Vinings This trendy area has re-invented itself over past few years to become a rather enviable and affluent address. Sitting at the far northwest corner of the city, the Vinings is largely home to folks who want to live in the city but really don't. Following the money, great new restaurants like Canoe are gaining widespread praise as they take their place alongside such re-invented local favorites as the Vinings Inn. Shopping, however, still draws the majority of traffic, mostly to Cumberland Mall at I-75 and Windy Hill Road, but also to the Vinings Jubilee center, a collection of shops and boutiques developed to resemble a town square.
Art lovers discover a rich and varied cultural tapestry in Atlanta. From exhibits in the High Museum of Art’s collection of more than 11,000 works, to hundreds of independent galleries featuring both well-known and up-and-coming artists, the city broadly supports all types of visual arts, photography and sculpture. The Woodruff Arts Center, which opened its doors in 1968, is the largest performing and visual arts center in the country and serves as host to Broadway-caliber performances, classical music and experimental theater. The Center includes the Alliance Theatre (honored as the 2007 Regional Theatre Tony Award® winner for outstanding achievement), the Atlanta College of Art, the Atlanta Symphony Orchestra, the High Museum of Art, Young Audiences and the 14th Street Playhouse. To stretch your imagination, the Center for Puppetry Arts is a unique and internationally renowned destination that offers entertaining shows for children and adults.

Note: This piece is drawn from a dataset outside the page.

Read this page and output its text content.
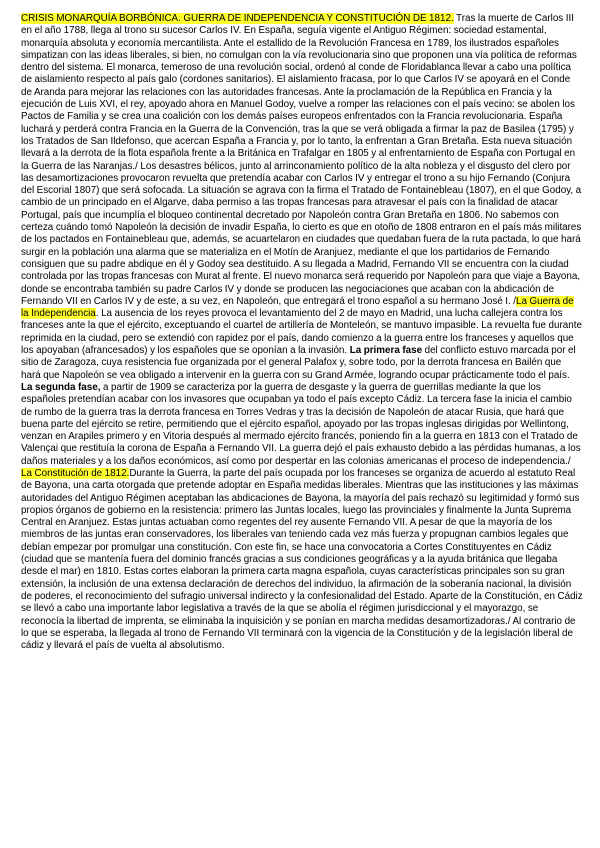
CRISIS MONARQUÍA BORBÓNICA. GUERRA DE INDEPENDENCIA Y CONSTITUCIÓN DE 1812. Tras la muerte de Carlos III en el año 1788, llega al trono su sucesor Carlos IV. En España, seguía vigente el Antiguo Régimen: sociedad estamental, monarquía absoluta y economía mercantilista. Ante el estallido de la Revolución Francesa en 1789, los ilustrados españoles simpatizan con las ideas liberales, si bien, no comulgan con la vía revolucionaria sino que proponen una vía política de reformas dentro del sistema. El monarca, temeroso de una revolución social, ordenó al conde de Floridablanca llevar a cabo una política de aislamiento respecto al país galo (cordones sanitarios). El aislamiento fracasa, por lo que Carlos IV se apoyará en el Conde de Aranda para mejorar las relaciones con las autoridades francesas. Ante la proclamación de la República en Francia y la ejecución de Luis XVI, el rey, apoyado ahora en Manuel Godoy, vuelve a romper las relaciones con el país vecino: se abolen los Pactos de Familia y se crea una coalición con los demás países europeos enfrentados con la Francia revolucionaria. España luchará y perderá contra Francia en la Guerra de la Convención, tras la que se verá obligada a firmar la paz de Basilea (1795) y los Tratados de San Ildefonso, que acercan España a Francia y, por lo tanto, la enfrentan a Gran Bretaña. Esta nueva situación llevará a la derrota de la flota española frente a la Británica en Trafalgar en 1805 y al enfrentamiento de España con Portugal en la Guerra de las Naranjas./ Los desastres bélicos, junto al arrinconamiento político de la alta nobleza y el disgusto del clero por las desamortizaciones provocaron revuelta que pretendía acabar con Carlos IV y entregar el trono a su hijo Fernando (Conjura del Escorial 1807) que será sofocada. La situación se agrava con la firma el Tratado de Fontainebleau (1807), en el que Godoy, a cambio de un principado en el Algarve, daba permiso a las tropas francesas para atravesar el país con la finalidad de atacar Portugal, país que incumplía el bloqueo continental decretado por Napoleón contra Gran Bretaña en 1806. No sabemos con certeza cuándo tomó Napoleón la decisión de invadir España, lo cierto es que en otoño de 1808 entraron en el país más militares de los pactados en Fontainebleau que, además, se acuartelaron en ciudades que quedaban fuera de la ruta pactada, lo que hará surgir en la población una alarma que se materializa en el Motín de Aranjuez, mediante el que los partidarios de Fernando consiguen que su padre abdique en él y Godoy sea destituido. A su llegada a Madrid, Fernando VII se encuentra con la ciudad controlada por las tropas francesas con Murat al frente. El nuevo monarca será requerido por Napoleón para que viaje a Bayona, donde se encontraba también su padre Carlos IV y donde se producen las negociaciones que acaban con la abdicación de Fernando VII en Carlos IV y de este, a su vez, en Napoleón, que entregará el trono español a su hermano José I. /La Guerra de la Independencia. La ausencia de los reyes provoca el levantamiento del 2 de mayo en Madrid, una lucha callejera contra los franceses ante la que el ejército, exceptuando el cuartel de artillería de Monteleón, se mantuvo impasible. La revuelta fue durante reprimida en la ciudad, pero se extendió con rapidez por el país, dando comienzo a la guerra entre los franceses y aquellos que los apoyaban (afrancesados) y los españoles que se oponían a la invasión. La primera fase del conflicto estuvo marcada por el sitio de Zaragoza, cuya resistencia fue organizada por el general Palafox y, sobre todo, por la derrota francesa en Bailén que hará que Napoleón se vea obligado a intervenir en la guerra con su Grand Armée, logrando ocupar prácticamente todo el país. La segunda fase, a partir de 1909 se caracteriza por la guerra de desgaste y la guerra de guerrillas mediante la que los españoles pretendían acabar con los invasores que ocupaban ya todo el país excepto Cádiz. La tercera fase la inicia el cambio de rumbo de la guerra tras la derrota francesa en Torres Vedras y tras la decisión de Napoleón de atacar Rusia, que hará que buena parte del ejército se retire, permitiendo que el ejército español, apoyado por las tropas inglesas dirigidas por Wellintong, venzan en Arapiles primero y en Vitoria después al mermado ejército francés, poniendo fin a la guerra en 1813 con el Tratado de Valençai que restituía la corona de España a Fernando VII. La guerra dejó el país exhausto debido a las pérdidas humanas, a los daños materiales y a los daños económicos, así como por despertar en las colonias americanas el proceso de independencia./ La Constitución de 1812.Durante la Guerra, la parte del país ocupada por los franceses se organiza de acuerdo al estatuto Real de Bayona, una carta otorgada que pretende adoptar en España medidas liberales. Mientras que las instituciones y las máximas autoridades del Antiguo Régimen aceptaban las abdicaciones de Bayona, la mayoría del país rechazó su legitimidad y formó sus propios órganos de gobierno en la resistencia: primero las Juntas locales, luego las provinciales y finalmente la Junta Suprema Central en Aranjuez. Estas juntas actuaban como regentes del rey ausente Fernando VII. A pesar de que la mayoría de los miembros de las juntas eran conservadores, los liberales van teniendo cada vez más fuerza y propugnan cambios legales que debían empezar por promulgar una constitución. Con este fin, se hace una convocatoria a Cortes Constituyentes en Cádiz (ciudad que se mantenía fuera del dominio francés gracias a sus condiciones geográficas y a la ayuda británica que llegaba desde el mar) en 1810. Estas cortes elaboran la primera carta magna española, cuyas características principales son su gran extensión, la inclusión de una extensa declaración de derechos del individuo, la afirmación de la soberanía nacional, la división de poderes, el reconocimiento del sufragio universal indirecto y la confesionalidad del Estado. Aparte de la Constitución, en Cádiz se llevó a cabo una importante labor legislativa a través de la que se abolía el régimen jurisdiccional y el mayorazgo, se reconocía la libertad de imprenta, se eliminaba la inquisición y se ponían en marcha medidas desamortizadoras./ Al contrario de lo que se esperaba, la llegada al trono de Fernando VII terminará con la vigencia de la Constitución y de la legislación liberal de cádiz y llevará el país de vuelta al absolutismo.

You can tour the new $200 million Georgia Aquarium. This magnificent destination features more than 100,000 animals from 500 different species in more than 8 million gallons of water. Then, visit the Atlanta Botanical Garden, where rare plants from all over the world are cultivated and conserved. And you’ll thrill to the giant pandas, Lun Lun and Yang Yang, and 1,000 other animals at Zoo Atlanta.

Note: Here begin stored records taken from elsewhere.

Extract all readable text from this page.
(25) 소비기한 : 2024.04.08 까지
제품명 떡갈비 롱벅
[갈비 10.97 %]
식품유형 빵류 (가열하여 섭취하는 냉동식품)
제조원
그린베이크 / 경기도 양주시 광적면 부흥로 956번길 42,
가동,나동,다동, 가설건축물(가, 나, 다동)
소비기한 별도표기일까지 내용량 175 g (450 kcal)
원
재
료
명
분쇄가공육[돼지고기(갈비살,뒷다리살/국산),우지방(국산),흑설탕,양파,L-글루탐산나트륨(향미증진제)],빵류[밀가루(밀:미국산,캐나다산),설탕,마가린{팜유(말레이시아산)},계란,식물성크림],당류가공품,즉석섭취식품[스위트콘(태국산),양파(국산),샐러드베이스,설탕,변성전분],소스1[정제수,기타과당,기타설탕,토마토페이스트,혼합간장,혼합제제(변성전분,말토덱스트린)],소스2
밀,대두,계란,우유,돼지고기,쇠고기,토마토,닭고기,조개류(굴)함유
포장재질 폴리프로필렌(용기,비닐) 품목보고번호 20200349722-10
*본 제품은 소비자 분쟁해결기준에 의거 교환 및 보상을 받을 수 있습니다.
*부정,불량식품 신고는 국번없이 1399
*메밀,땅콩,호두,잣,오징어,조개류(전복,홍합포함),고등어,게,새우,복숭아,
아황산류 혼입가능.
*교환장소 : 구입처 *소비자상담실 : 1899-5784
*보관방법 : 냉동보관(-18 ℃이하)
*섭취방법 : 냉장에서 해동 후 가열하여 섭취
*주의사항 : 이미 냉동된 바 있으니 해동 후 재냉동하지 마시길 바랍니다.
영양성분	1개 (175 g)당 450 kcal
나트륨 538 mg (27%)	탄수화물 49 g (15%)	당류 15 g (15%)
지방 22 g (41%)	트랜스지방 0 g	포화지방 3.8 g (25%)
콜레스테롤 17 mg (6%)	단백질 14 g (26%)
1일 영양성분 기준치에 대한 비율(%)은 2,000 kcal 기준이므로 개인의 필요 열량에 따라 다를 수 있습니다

If it’s shopping you’re looking for, Atlanta has it all and then some. The city’s Buckhead area is not only home to a vibrant nightlife, it also boasts some of the finest shopping in the world. Traditional malls like Phipps Plaza and Lenox Square provide the commerce-minded with high-end options, and boutiques throughout the area deliver unique finds and one-of-a-kind items. Sports fans have year-round options in Atlanta with its profesional franchises. In the summer, baseball fans can head to Turner Field to watch the perennially dominant Atlanta Braves of Major League Baseball. In the fall and winter months the NFL's Atlanta Falcons light up the Georgia Dome while hockey and basketball fans flock to Philips Arena to cheer the NHL's Atlanta Thrashers and the NBA's Atlanta Hawks respectively. When you come to Atlanta, be prepared to be informed, entertained and excited.

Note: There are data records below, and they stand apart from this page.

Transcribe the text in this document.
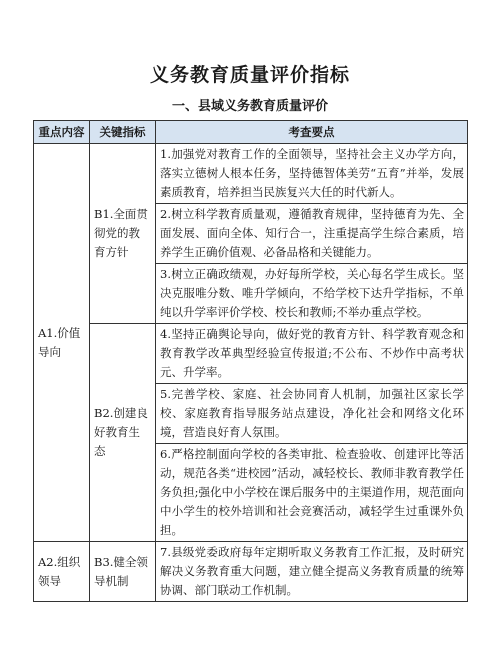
义务教育质量评价指标
一、县域义务教育质量评价
重点内容	关键指标	考查要点

A1.价值导向	B1.全面贯彻党的教育方针	1.加强党对教育工作的全面领导，坚持社会主义办学方向，落实立德树人根本任务，坚持德智体美劳“五育”并举，发展素质教育，培养担当民族复兴大任的时代新人。
2.树立科学教育质量观，遵循教育规律，坚持德育为先、全面发展、面向全体、知行合一，注重提高学生综合素质，培养学生正确价值观、必备品格和关键能力。
3.树立正确政绩观，办好每所学校，关心每名学生成长。坚决克服唯分数、唯升学倾向，不给学校下达升学指标，不单纯以升学率评价学校、校长和教师;不举办重点学校。

	B2.创建良好教育生态	4.坚持正确舆论导向，做好党的教育方针、科学教育观念和教育教学改革典型经验宣传报道;不公布、不炒作中高考状元、升学率。
5.完善学校、家庭、社会协同育人机制，加强社区家长学校、家庭教育指导服务站点建设，净化社会和网络文化环境，营造良好育人氛围。
6.严格控制面向学校的各类审批、检查验收、创建评比等活动，规范各类“进校园”活动，减轻校长、教师非教育教学任务负担;强化中小学校在课后服务中的主渠道作用，规范面向中小学生的校外培训和社会竞赛活动，减轻学生过重课外负担。

A2.组织领导	B3.健全领导机制	7.县级党委政府每年定期听取义务教育工作汇报，及时研究解决义务教育重大问题，建立健全提高义务教育质量的统筹协调、部门联动工作机制。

Chateau Elan is 40 minutes north off the airport right off I-85 exist 126. Chateau Elan is a 3,500 acre resort featuring golf, day and overnight spa, and neighborhood community. Everything is centered around a 16th century French-style Chateau that houses Georgia's largest full production winery. Wine tours and tastings take place all week long, however the weekend features special Culinary Demonstrations and cooking classes within the Winery. Annual wine festivals and holiday events also take place here.